The churn in political leadership in FE is notorious, and is almost matched by the turnover in the civil service. Further education (including colleges and independent training providers, and encompassing everything from workplace learning and adult and community education to higher-level vocational training and foundation degrees) often serves as a kind of apprenticeship for rising politicians who work briefly with the sector before moving on to other things. Furthermore, most politicians know little of FE when they first encounter it and even those who have some understanding of it have a hard time convincing their privileged, privately educated colleagues in the Treasury of its value and relevance.

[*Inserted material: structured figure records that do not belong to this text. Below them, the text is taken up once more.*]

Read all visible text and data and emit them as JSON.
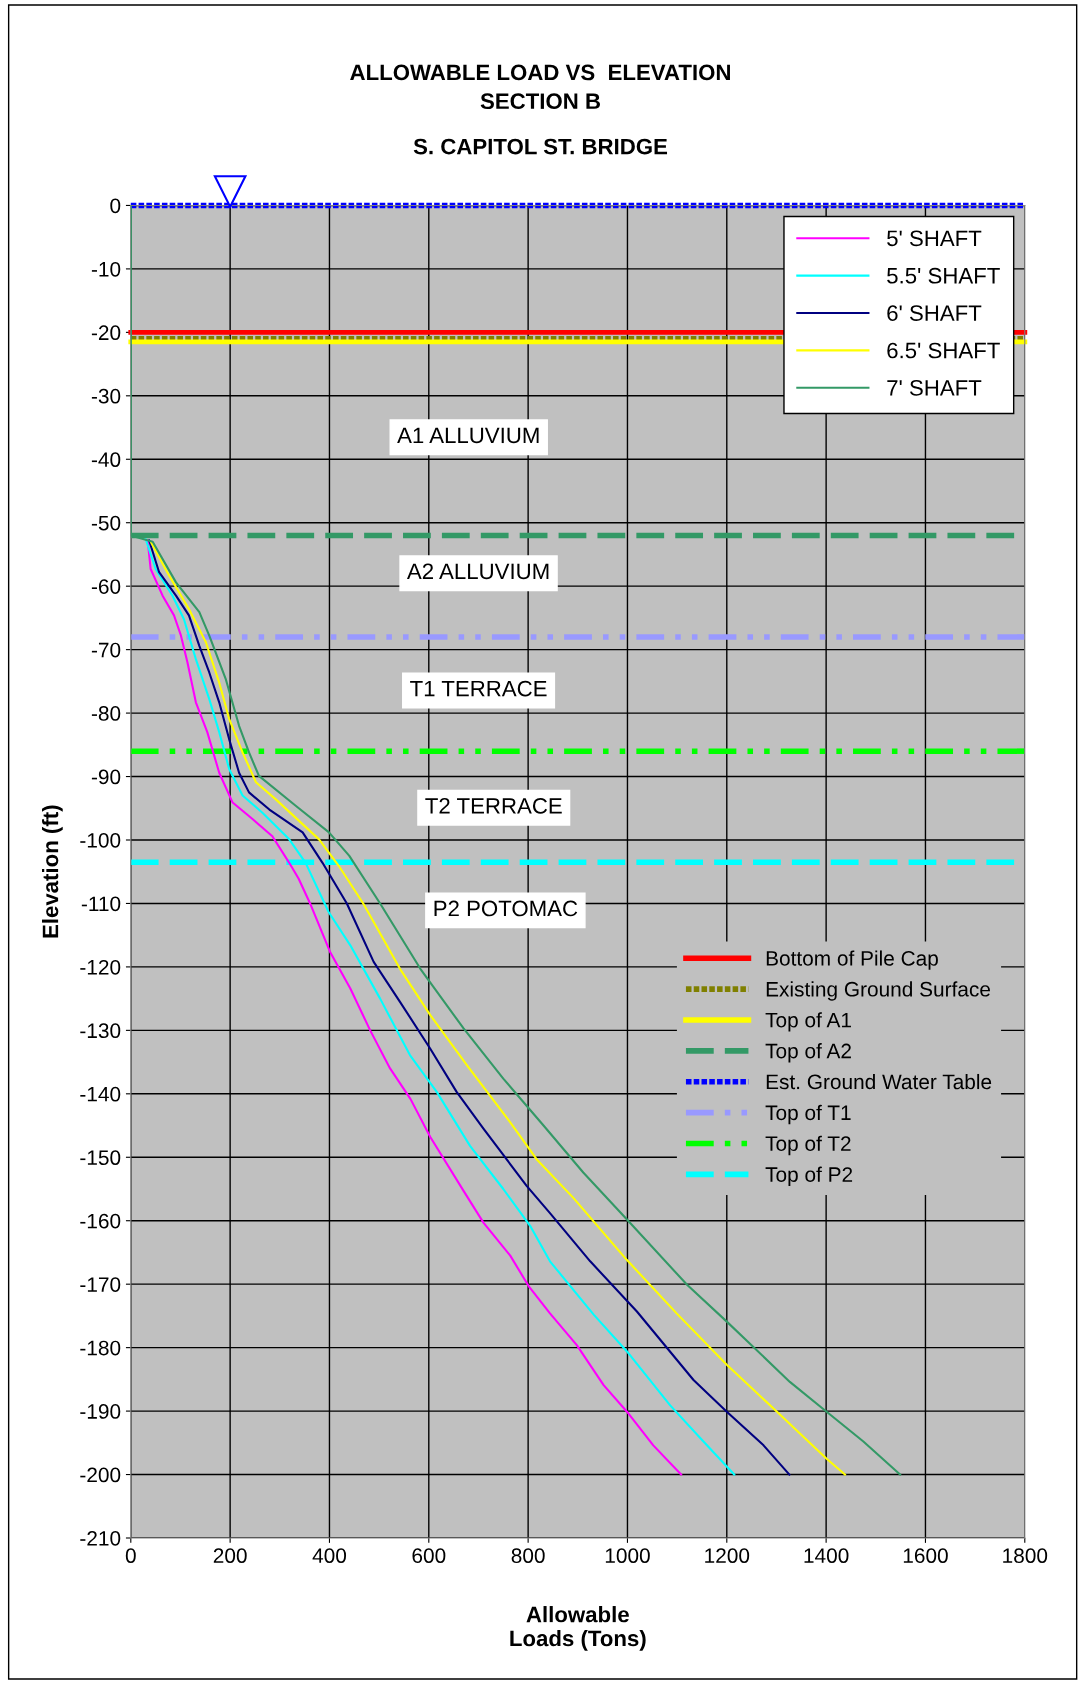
{
  "chart_data": {
    "type": "line",
    "title": "ALLOWABLE LOAD VS  ELEVATION\nSECTION B",
    "subtitle": "S. CAPITOL ST. BRIDGE",
    "xlabel": "Allowable\nLoads (Tons)",
    "ylabel": "Elevation (ft)",
    "xlim": [
      0,
      1800
    ],
    "xticks": [
      0,
      200,
      400,
      600,
      800,
      1000,
      1200,
      1400,
      1600,
      1800
    ],
    "ylim": [
      -210,
      0
    ],
    "yticks": [
      0,
      -10,
      -20,
      -30,
      -40,
      -50,
      -60,
      -70,
      -80,
      -90,
      -100,
      -110,
      -120,
      -130,
      -140,
      -150,
      -160,
      -170,
      -180,
      -190,
      -200,
      -210
    ],
    "grid": true,
    "legend": "top right",
    "marker": "none",
    "line_style": "solid",
    "series": [
      {
        "name": "5' SHAFT",
        "color": "#ff00ff",
        "x": [
          34,
          40,
          64,
          87,
          101,
          114,
          131,
          154,
          178,
          205,
          245,
          285,
          319,
          338,
          361,
          401,
          442,
          482,
          522,
          563,
          603,
          670,
          710,
          764,
          801,
          844,
          898,
          952,
          999,
          1052,
          1108
        ],
        "values": [
          -52.8,
          -57.3,
          -61.5,
          -64.6,
          -67.8,
          -72,
          -78.3,
          -83,
          -89.4,
          -94.1,
          -96.7,
          -99.4,
          -103.6,
          -106.1,
          -110,
          -117.6,
          -123.4,
          -130,
          -136,
          -140.8,
          -146.8,
          -155.3,
          -160.3,
          -165.5,
          -170.3,
          -174.6,
          -179.6,
          -185.9,
          -190.1,
          -195.4,
          -200
        ]
      },
      {
        "name": "5.5' SHAFT",
        "color": "#00ffff",
        "x": [
          30,
          50,
          84,
          107,
          131,
          158,
          178,
          198,
          225,
          265,
          319,
          352,
          398,
          442,
          502,
          562,
          616,
          683,
          750,
          804,
          844,
          932,
          999,
          1086,
          1153,
          1215
        ],
        "values": [
          -52.6,
          -57.3,
          -61.5,
          -65.2,
          -71.5,
          -77.8,
          -83,
          -88.8,
          -93,
          -95.7,
          -99.9,
          -103.6,
          -111.3,
          -116.6,
          -125,
          -133.9,
          -139.7,
          -148.2,
          -155,
          -160.8,
          -166.4,
          -174.8,
          -180.6,
          -189.1,
          -194.8,
          -200
        ]
      },
      {
        "name": "6' SHAFT",
        "color": "#000080",
        "x": [
          37,
          57,
          91,
          117,
          138,
          158,
          178,
          198,
          218,
          238,
          279,
          346,
          386,
          435,
          489,
          542,
          603,
          656,
          710,
          797,
          844,
          925,
          1019,
          1133,
          1200,
          1274,
          1326
        ],
        "values": [
          -52.8,
          -57.8,
          -61.5,
          -64.6,
          -69.4,
          -73.6,
          -78.3,
          -84.1,
          -89.4,
          -92.5,
          -95.2,
          -98.8,
          -103.6,
          -110,
          -119.2,
          -125.5,
          -132.9,
          -139.7,
          -145.5,
          -154.5,
          -158.8,
          -166.4,
          -174.3,
          -185.1,
          -190.1,
          -195.4,
          -200
        ]
      },
      {
        "name": "6.5' SHAFT",
        "color": "#ffff00",
        "x": [
          40,
          77,
          117,
          151,
          178,
          198,
          225,
          252,
          292,
          379,
          419,
          468,
          542,
          603,
          677,
          764,
          817,
          891,
          999,
          1099,
          1200,
          1301,
          1401,
          1438
        ],
        "values": [
          -53,
          -58.3,
          -63.6,
          -68.8,
          -75.2,
          -80.9,
          -86.2,
          -90.9,
          -93.6,
          -99.9,
          -104.1,
          -110,
          -120.3,
          -127.6,
          -135.5,
          -144.5,
          -150.3,
          -156.4,
          -166.2,
          -174.6,
          -182.7,
          -190.1,
          -197.5,
          -200
        ]
      },
      {
        "name": "7' SHAFT",
        "color": "#339966",
        "x": [
          0,
          0,
          44,
          91,
          138,
          158,
          191,
          218,
          238,
          258,
          332,
          399,
          440,
          502,
          583,
          670,
          750,
          831,
          911,
          999,
          1120,
          1200,
          1327,
          1401,
          1475,
          1549
        ],
        "values": [
          0,
          -52,
          -53,
          -59.4,
          -64.1,
          -67.8,
          -74.6,
          -82,
          -86.2,
          -89.9,
          -94.6,
          -98.8,
          -102.5,
          -110,
          -120.3,
          -129.7,
          -137.6,
          -145,
          -152.4,
          -159.8,
          -170.1,
          -175.9,
          -185.4,
          -190.1,
          -194.8,
          -200
        ]
      }
    ],
    "ref_lines": [
      {
        "axis": "y",
        "value": -20,
        "label": "Bottom of Pile Cap",
        "color": "#ff0000",
        "line_style": "solid"
      },
      {
        "axis": "y",
        "value": -21,
        "label": "Existing Ground Surface",
        "color": "#808000",
        "line_style": "dotted"
      },
      {
        "axis": "y",
        "value": -21.5,
        "label": "Top of A1",
        "color": "#ffff00",
        "line_style": "solid"
      },
      {
        "axis": "y",
        "value": -52,
        "label": "Top of A2",
        "color": "#339966",
        "line_style": "dashed"
      },
      {
        "axis": "y",
        "value": 0,
        "label": "Est. Ground Water Table",
        "color": "#0000ff",
        "line_style": "dotted"
      },
      {
        "axis": "y",
        "value": -68,
        "label": "Top of T1",
        "color": "#9999ff",
        "line_style": "dashdot"
      },
      {
        "axis": "y",
        "value": -86,
        "label": "Top of T2",
        "color": "#00ff00",
        "line_style": "dashdot"
      },
      {
        "axis": "y",
        "value": -103.5,
        "label": "Top of P2",
        "color": "#00ffff",
        "line_style": "dashed"
      }
    ],
    "annotations": [
      "A1 ALLUVIUM",
      "A2 ALLUVIUM",
      "T1 TERRACE",
      "T2 TERRACE",
      "P2 POTOMAC"
    ]
  }
}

With each change at the level of senior policymaking, it seems we have to reinvent the wheel, making our case once again, often defending the sector against either cuts or ill-conceived reforms. Too often, I have attended meetings with politicians and their senior advisers where the policy solution up for discussion is one that has been attempted before, often more than once, and has been found not to work after a fair try. Such encounters are wearying and dispiriting. However, the fault is not entirely theirs. No one has inducted them in the history of FE because FE is not held in sufficiently high regard to be considered to have a history that matters: it does indeed, and this publication is the beginning of recording it. Often, we have been too busy adapting to the latest policy edict to speak with confidence about who we are and what we do. It is important that we help politicians learn if time is not to be wasted, and we are to be able to build on the lessons of the past in creating our future.
This learning is what this report aims to support. It provides a useful timeline of 30 years of policy in further education, from the local management of colleges through incorporation to the present day, while also looking ahead to the next phase of development and the factors shaping the current policy scene. The chronology tells a story of frequent reform, fluctuating policy interest and changing policy actors and influencers. It reflects not only the shifting perspectives and priorities of policymakers in England, but also a sector almost permanently in search of itself, struggling to define its mission and purpose in a context of near-constant reform and regular political upheaval. This is one of the reasons the Further Education Trust for Leadership (FETL) was set up: to support colleagues within the sector in defining and shaping FE’s sense of identity and direction, rather than waiting for it to be defined on their behalf.
Winston Churchill is reputed to have said that ‘the further back you look, the further forward you can see’. This too speaks to FETL’s aim to interrogate the current context and the factors that shaped it in order to frame our thinking about the future. You have to be able to look back, to recognize and understand what has gone before and how we got to where we are, in order to see ahead clearly. As the authors of this report note, the purpose here is not to relate the history of further education in England, but to provide a short aide memoire of the main trends and landmarks that have created the innovative and dynamic, but in some respects still fragile sector we know today. As with all FETL publications, the aim is to stimulate discussion and frame subsequent debate and reflection. Given the challenges we now face – from the economic fall-out from the pandemic to the fast-changing world of employment – we can no longer afford the luxury of disrespecting history.